The fusion centers, described by Janet Napolitano as "one of the centerpieces of our counterterrorism strategy," allegedly invade the privacy of Americans while producing "shoddy" reports that are typically "irrelevant" and "useless." It's the sort of report that will find a home on every Ron Paul fan forum and, according to reporters, with good reason: The 77 centers, which have cost an estimated $289 million to $1.4 billion, have a pretty questionable track record. Here are some of the more surprising elements journalists have dug up from the report:
Invasions of privacy. NBC News investigative reporter Michael Isikoff found some especially embarrassing reports about seemingly pointless surveillance of U.S. Muslims:
One fusion center drafted a report on a list of reading suggestions prepared by a Muslim community group, titled “Ten Book Recommendations for Every Muslim.” The report noted that four of the authors were listed in a terrorism database, but a Homeland Security reviewer in Washington chastised the fusion center, saying, “We cannot report on books and other writings” simply because the authors are in a terrorism database. “The writings themselves are protected by the First Amendment unless you can establish that something in the writing indicates planning or advocates violent or other criminal activity.”

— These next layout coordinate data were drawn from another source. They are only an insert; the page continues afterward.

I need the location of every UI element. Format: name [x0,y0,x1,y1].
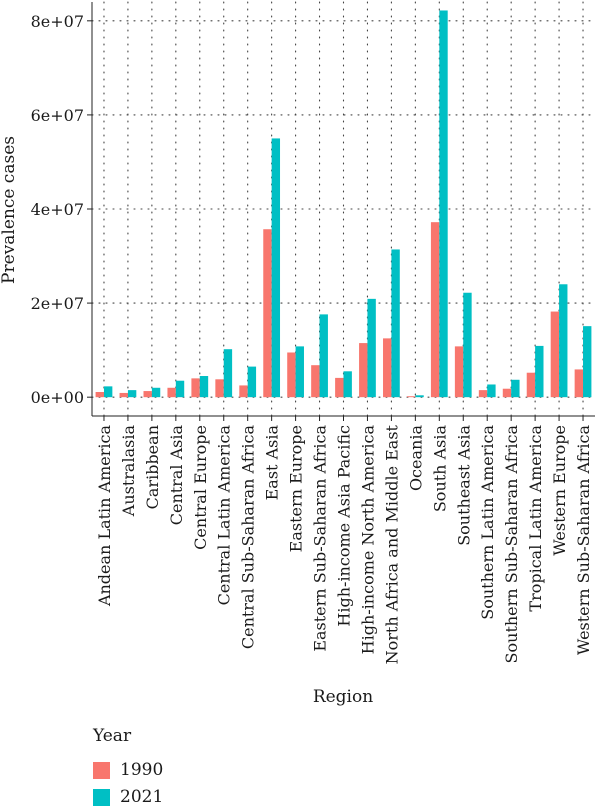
y-tick-label: 6e+07 [31,106,84,125]
bar-1990-oceania [406,396,416,398]
bar-1990-central-latin-america [215,379,224,398]
bar-1990-north-africa-and-middle-east [383,338,392,398]
bar-2021-central-sub-saharan-africa [247,366,257,398]
bar-2021-east-asia [271,138,281,398]
x-tick-label: East Asia [263,425,282,501]
bar-1990-andean-latin-america [95,392,104,398]
bar-1990-tropical-latin-america [526,372,536,398]
bar-2021-andean-latin-america [103,386,113,398]
y-tick-label: 4e+07 [31,200,84,219]
bar-2021-eastern-europe [295,346,304,398]
bar-2021-central-europe [199,376,209,398]
legend-item-1990: 1990 [93,759,163,781]
legend-item-2021: 2021 [93,786,163,808]
bar-1990-caribbean [143,391,152,398]
bar-2021-tropical-latin-america [535,345,544,398]
x-tick-label: Tropical Latin America [526,425,545,612]
bar-1990-central-sub-saharan-africa [239,385,248,398]
bar-2021-central-asia [175,380,185,398]
bar-2021-western-sub-saharan-africa [583,326,592,398]
x-axis-title: Region [313,687,373,707]
bar-chart: 0e+00 2e+07 4e+07 6e+07 8e+07 Andean Latin A… [0,1,596,707]
x-tick-label: Andean Latin America [95,425,114,608]
bar-1990-high-income-north-america [359,343,368,398]
y-tick-label: 8e+07 [31,12,84,31]
bar-2021-southern-latin-america [487,384,496,398]
bar-2021-oceania [415,395,424,398]
x-tick-label: Central Sub-Saharan Africa [239,425,258,650]
bar-1990-australasia [119,392,128,398]
legend-label-2021: 2021 [120,787,164,807]
x-tick-label: High-income Asia Pacific [335,425,354,627]
legend-title: Year [93,726,132,746]
y-axis-title: Prevalence cases [0,136,19,284]
y-tick-label: 0e+00 [31,388,84,407]
bar-1990-western-europe [550,311,560,398]
bar-1990-central-asia [167,387,176,398]
x-tick-label: South Asia [430,425,449,513]
x-tick-label: Central Latin America [215,425,234,606]
y-axis: 0e+00 2e+07 4e+07 6e+07 8e+07 [31,2,93,416]
x-tick-label: High-income North America [358,425,377,655]
bar-1990-east-asia [263,229,272,398]
x-tick-label: Western Sub-Saharan Africa [574,425,593,656]
bar-2021-south-asia [439,10,448,398]
bars [95,10,592,398]
bar-2021-caribbean [151,387,161,398]
x-tick-label: Oceania [406,425,425,492]
bar-2021-southern-sub-saharan-africa [511,379,520,398]
bar-1990-southern-sub-saharan-africa [502,388,512,398]
bar-1990-southern-latin-america [478,390,488,398]
bar-1990-southeast-asia [454,346,464,398]
bar-2021-australasia [127,390,137,398]
x-axis: Andean Latin America Australasia Caribbean… [92,415,595,664]
bar-2021-western-europe [559,284,568,398]
bar-1990-eastern-sub-saharan-africa [311,365,320,398]
grid-lines [91,1,596,417]
x-tick-label: Western Europe [550,425,569,556]
bar-2021-high-income-asia-pacific [343,371,352,398]
x-tick-label: North Africa and Middle East [382,424,401,664]
x-tick-label: Southern Sub-Saharan Africa [502,425,521,664]
x-tick-label: Australasia [119,425,138,518]
bar-1990-high-income-asia-pacific [335,377,344,398]
x-tick-label: Central Europe [191,425,210,550]
bar-1990-south-asia [430,222,440,398]
y-tick-label: 2e+07 [31,294,84,313]
legend-swatch-2021 [93,788,110,806]
x-tick-label: Southeast Asia [454,425,473,546]
x-tick-label: Eastern Sub-Saharan Africa [311,425,330,652]
x-tick-label: Caribbean [143,425,162,509]
bar-1990-central-europe [191,378,200,398]
bar-2021-central-latin-america [223,349,233,398]
legend-swatch-1990 [93,761,110,779]
x-tick-label: Central Asia [167,425,186,526]
bar-2021-high-income-north-america [367,298,376,398]
x-tick-label: Eastern Europe [287,425,306,552]
x-tick-label: Southern Latin America [478,425,497,620]
bar-2021-north-africa-and-middle-east [391,249,400,398]
bar-2021-eastern-sub-saharan-africa [319,314,328,398]
bar-1990-western-sub-saharan-africa [574,369,584,398]
bar-1990-eastern-europe [287,352,296,398]
legend-label-1990: 1990 [120,760,164,780]
bar-2021-southeast-asia [463,292,472,398]
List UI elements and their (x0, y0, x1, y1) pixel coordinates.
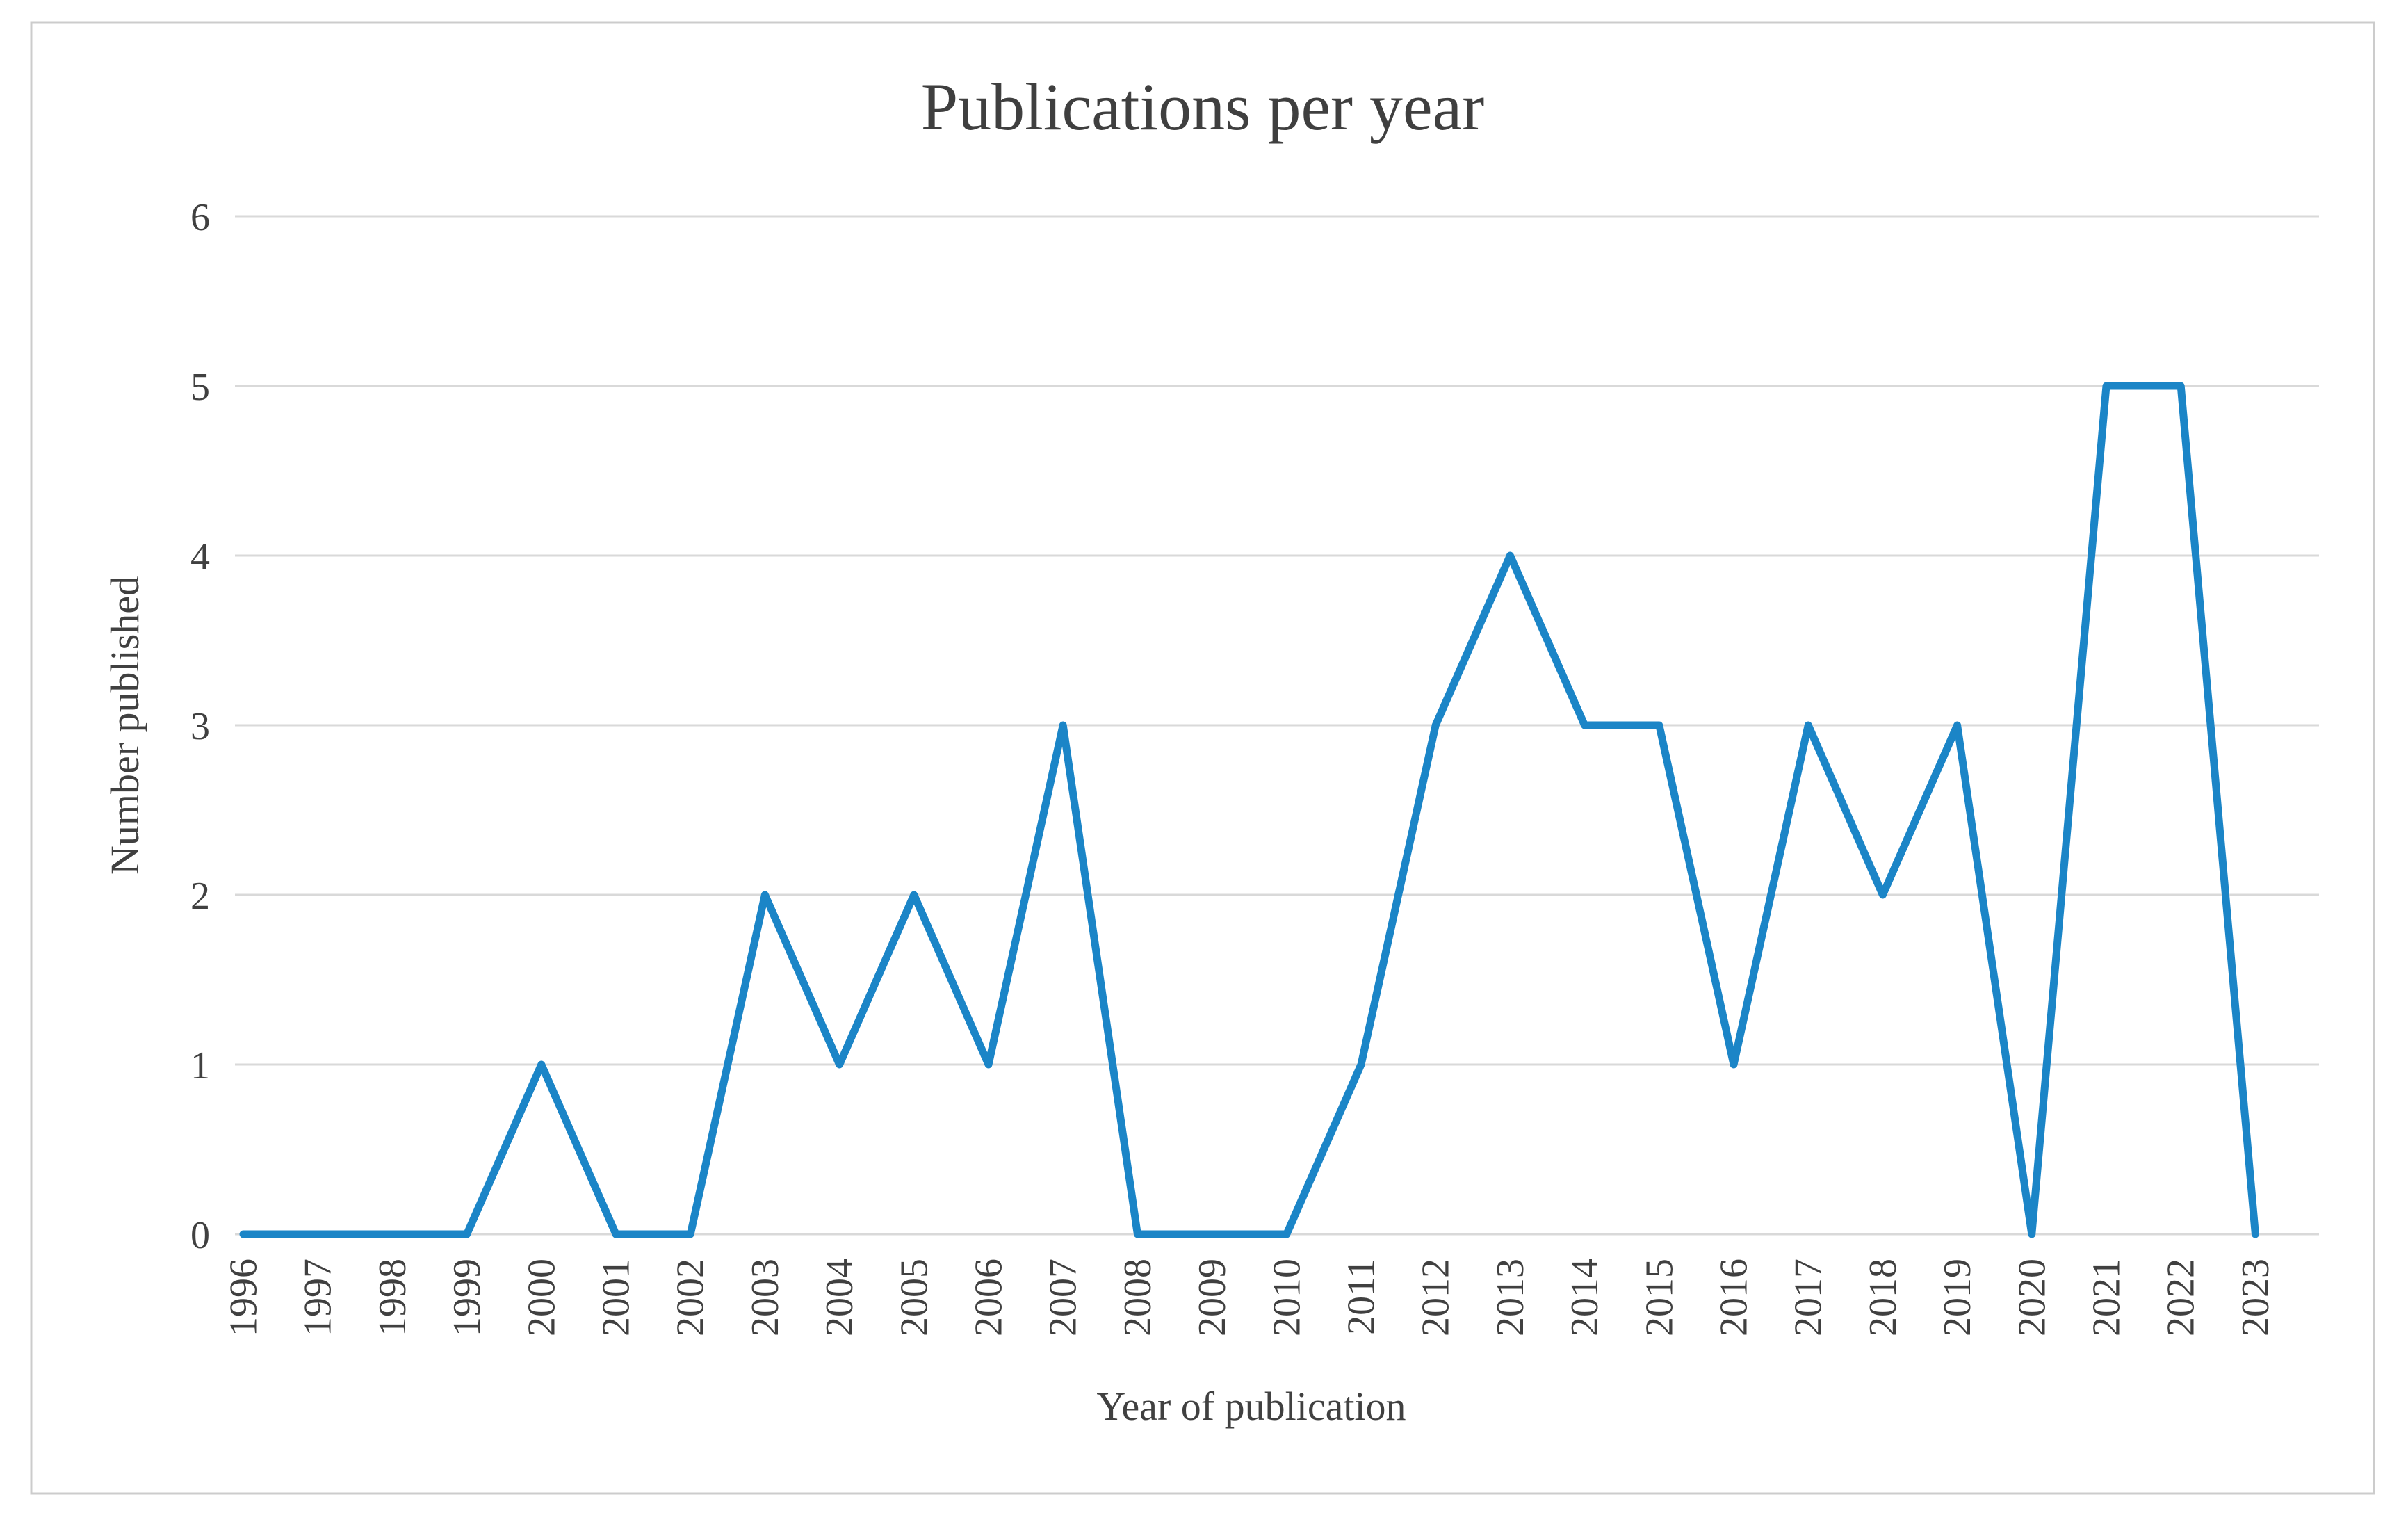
x-tick-label-2018: 2018 (1862, 1259, 1905, 1336)
gridlines-group (235, 215, 2319, 1236)
x-tick-label-2005: 2005 (893, 1259, 936, 1336)
x-tick-label-2008: 2008 (1116, 1259, 1160, 1336)
x-tick-label-2013: 2013 (1489, 1259, 1532, 1336)
x-tick-label-1996: 1996 (222, 1259, 265, 1336)
x-tick-label-2011: 2011 (1340, 1259, 1383, 1335)
x-tick-label-1999: 1999 (446, 1259, 489, 1336)
x-tick-label-2007: 2007 (1042, 1259, 1085, 1336)
x-tick-label-2023: 2023 (2234, 1259, 2277, 1336)
x-tick-label-2020: 2020 (2010, 1259, 2053, 1336)
x-tick-label-1998: 1998 (371, 1259, 414, 1336)
x-tick-label-2021: 2021 (2085, 1259, 2128, 1336)
x-tick-label-2009: 2009 (1191, 1259, 1234, 1336)
x-tick-label-2016: 2016 (1712, 1259, 1755, 1336)
x-tick-label-1997: 1997 (297, 1259, 340, 1336)
x-tick-label-2003: 2003 (744, 1259, 787, 1336)
y-tick-label-1: 1 (190, 1044, 210, 1087)
y-tick-label-0: 0 (190, 1214, 210, 1257)
y-tick-label-3: 3 (190, 705, 210, 748)
y-tick-label-5: 5 (190, 366, 210, 409)
x-tick-label-2002: 2002 (669, 1259, 713, 1336)
y-axis-tick-labels: 0 1 2 3 4 5 6 (190, 196, 210, 1257)
x-tick-label-2004: 2004 (818, 1259, 861, 1336)
y-tick-label-4: 4 (190, 535, 210, 579)
y-tick-label-6: 6 (190, 196, 210, 239)
x-tick-label-2001: 2001 (594, 1259, 637, 1336)
x-tick-label-2000: 2000 (520, 1259, 563, 1336)
x-tick-label-2010: 2010 (1265, 1259, 1308, 1336)
x-axis-tick-labels: 1996 1997 1998 1999 2000 2001 2002 2003 2004 2005… (222, 1259, 2277, 1336)
y-axis-title: Number published (102, 576, 147, 875)
x-tick-label-2006: 2006 (967, 1259, 1010, 1336)
series-line-publications (239, 382, 2259, 1238)
x-tick-label-2017: 2017 (1787, 1259, 1830, 1336)
x-tick-label-2014: 2014 (1563, 1259, 1606, 1336)
y-tick-label-2: 2 (190, 875, 210, 918)
chart-title: Publications per year (921, 70, 1484, 144)
x-tick-label-2015: 2015 (1638, 1259, 1681, 1336)
x-tick-label-2019: 2019 (1936, 1259, 1979, 1336)
x-tick-label-2012: 2012 (1415, 1259, 1458, 1336)
x-axis-title: Year of publication (1096, 1384, 1406, 1429)
chart-border (30, 21, 2375, 1495)
x-tick-label-2022: 2022 (2160, 1259, 2203, 1336)
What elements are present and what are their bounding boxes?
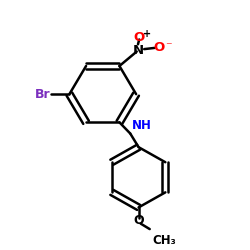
Text: Br: Br xyxy=(34,88,50,101)
Text: NH: NH xyxy=(132,119,151,132)
Text: N: N xyxy=(132,44,143,57)
Text: O: O xyxy=(134,30,145,44)
Text: O: O xyxy=(153,42,164,54)
Text: ⁻: ⁻ xyxy=(166,40,172,53)
Text: O: O xyxy=(133,214,144,227)
Text: CH₃: CH₃ xyxy=(152,234,176,247)
Text: +: + xyxy=(142,29,151,39)
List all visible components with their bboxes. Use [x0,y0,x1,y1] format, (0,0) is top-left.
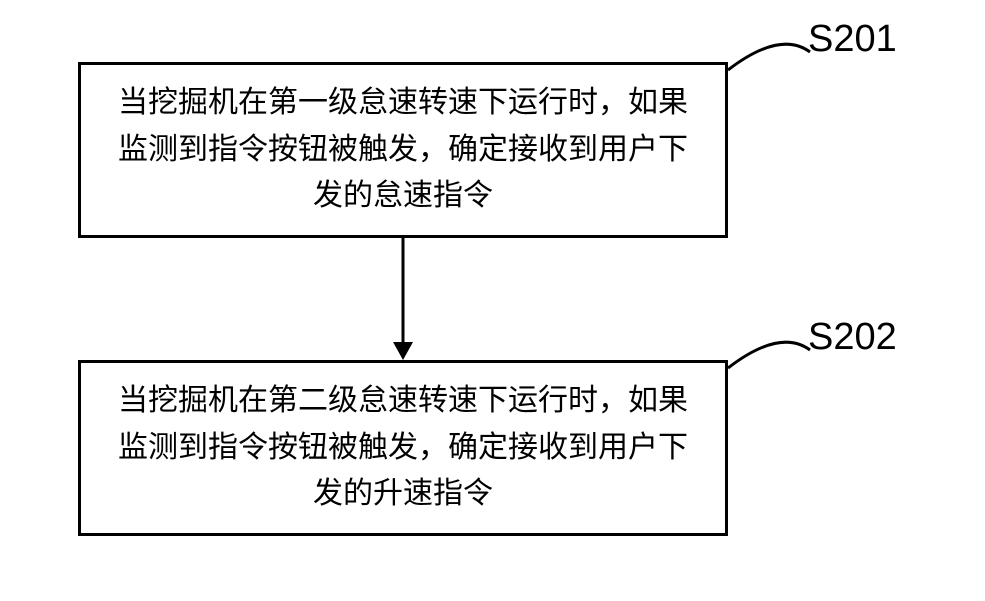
node-text: 当挖掘机在第二级怠速转速下运行时，如果监测到指令按钮被触发，确定接收到用户下发的… [109,378,697,518]
step-label-s201: S201 [808,18,897,61]
node-text: 当挖掘机在第一级怠速转速下运行时，如果监测到指令按钮被触发，确定接收到用户下发的… [109,80,697,220]
step-label-text: S202 [808,316,897,358]
step-label-text: S201 [808,18,897,60]
flowchart-canvas: 当挖掘机在第一级怠速转速下运行时，如果监测到指令按钮被触发，确定接收到用户下发的… [0,0,985,601]
step-label-s202: S202 [808,316,897,359]
flowchart-node-s202: 当挖掘机在第二级怠速转速下运行时，如果监测到指令按钮被触发，确定接收到用户下发的… [78,360,728,536]
flowchart-node-s201: 当挖掘机在第一级怠速转速下运行时，如果监测到指令按钮被触发，确定接收到用户下发的… [78,62,728,238]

Nothing to show for it. The centers are basically a home base for state, local and federal law enforcement officers to share data and coordinate, but the report found that the centers haven't uncovered a single terrorist threat between April 2009 and April 2010. Meanwhile, a lot was going on in the country, as Wired's Spencer Ackerman notes. "During that time, the FBI discovered would-be New York subway attacker Najibullah Zazi; U.S. Army Major Nidal Malik Hasan killed 13 people at Fort Hood; Umar Farouk Abdulmutallab tried to blow up a Detroit-bound airplane; and, in early May 2010, Faisal Shahzad attempted to detonate an SUV in Times Square. DHS has praised the fusion centers’ work in helping on the Zazi and Shahzad cases. The Senate found fusion centers played little, if any, role in either case." In the report, an unnamed DHS official says the centers produce “predominantly useless information” that are “a bunch of crap.”